Nach dem Essen tranken wir Whisky, wir brauchten das jetzt. Serge reiste nie ohne seinen Notvorrat, auch nicht in die Sahara. Mit Wasser wurde gespart, also tranken wir den Whisky pur; die Wirkung blieb nicht aus. Jeder hatte seinen Vorrat an Lügengeschichten, die man sich erzählt, um die Abendstunden auszufüllen. Geschichten von sexspleenigen Legionären, von behämmerten Entwicklungshelfern und von Touristen, die bei fünfzig Grad Hitze ein Sonnenbad nahmen. Die meisten waren nicht stubenrein, einige wirklich komisch, so daß wir Tränen lachten.
Enrique sagte:
»Kennt ihr die Geschichte von dem, der Gott in der Sahara suchte?
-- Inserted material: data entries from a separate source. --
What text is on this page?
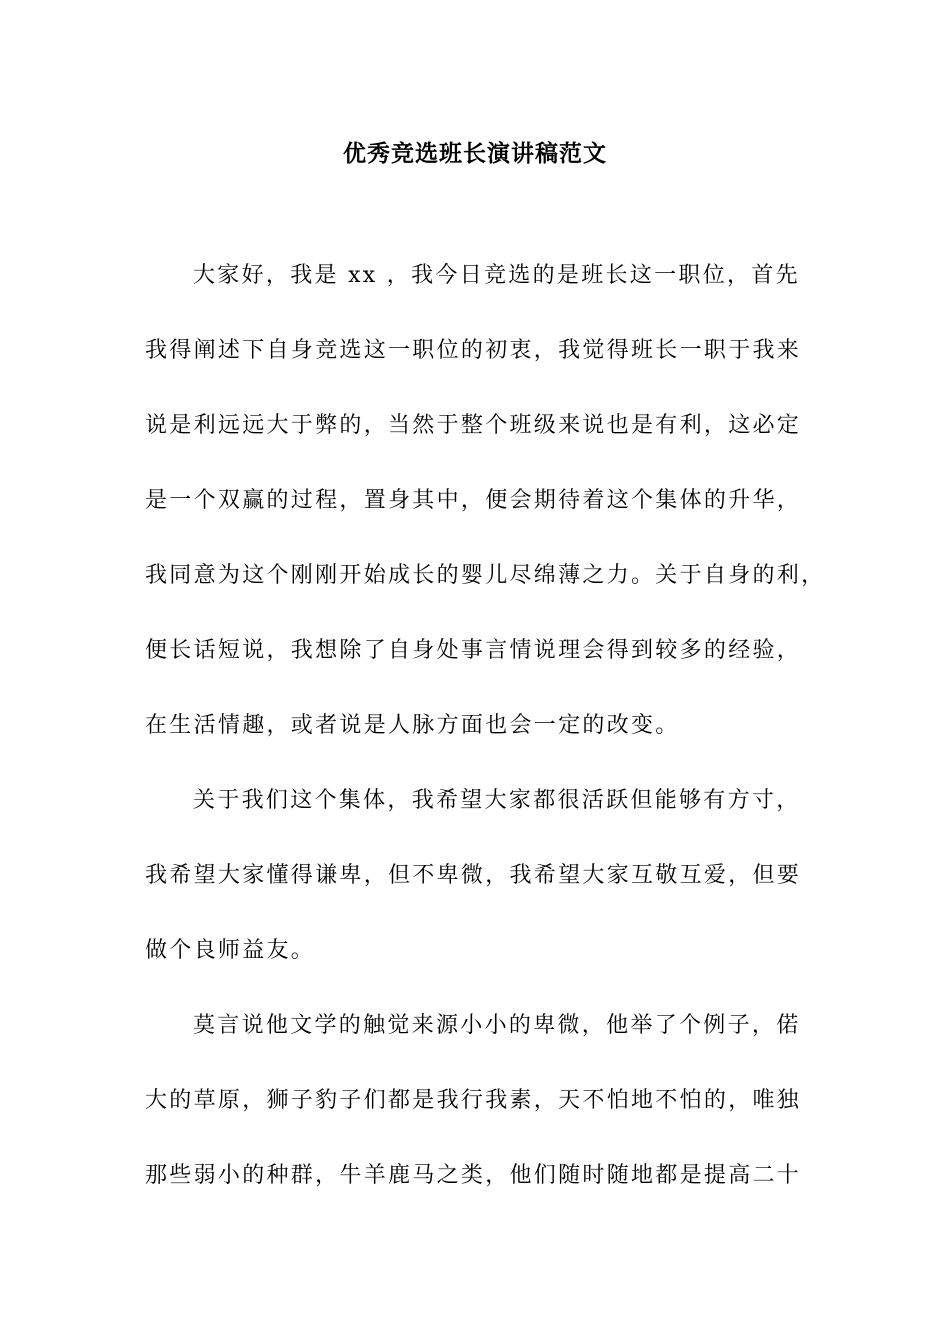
优秀竞选班长演讲稿范文
大家好，我是 xx ，我今日竞选的是班长这一职位，首先
我得阐述下自身竞选这一职位的初衷，我觉得班长一职于我来
说是利远远大于弊的，当然于整个班级来说也是有利，这必定
是一个双赢的过程，置身其中，便会期待着这个集体的升华，
我同意为这个刚刚开始成长的婴儿尽绵薄之力。关于自身的利，
便长话短说，我想除了自身处事言情说理会得到较多的经验，
在生活情趣，或者说是人脉方面也会一定的改变。
关于我们这个集体，我希望大家都很活跃但能够有方寸，
我希望大家懂得谦卑，但不卑微，我希望大家互敬互爱，但要
做个良师益友。
莫言说他文学的触觉来源小小的卑微，他举了个例子，偌
大的草原，狮子豹子们都是我行我素，天不怕地不怕的，唯独
那些弱小的种群，牛羊鹿马之类，他们随时随地都是提高二十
Er schüttete seine Reservekanister über die Reifen aus und setzte seinen Wagen in Brand. Dann riß er sich sämtliche Kleider vom Leib und rannte in die Wüste hinaus, laut nach Gott schreiend.«
»Und«, fragte ich, »hat er ihn gefunden?«
»Man weiß es nicht. Der Gottsucher, ja, der wurde gefunden.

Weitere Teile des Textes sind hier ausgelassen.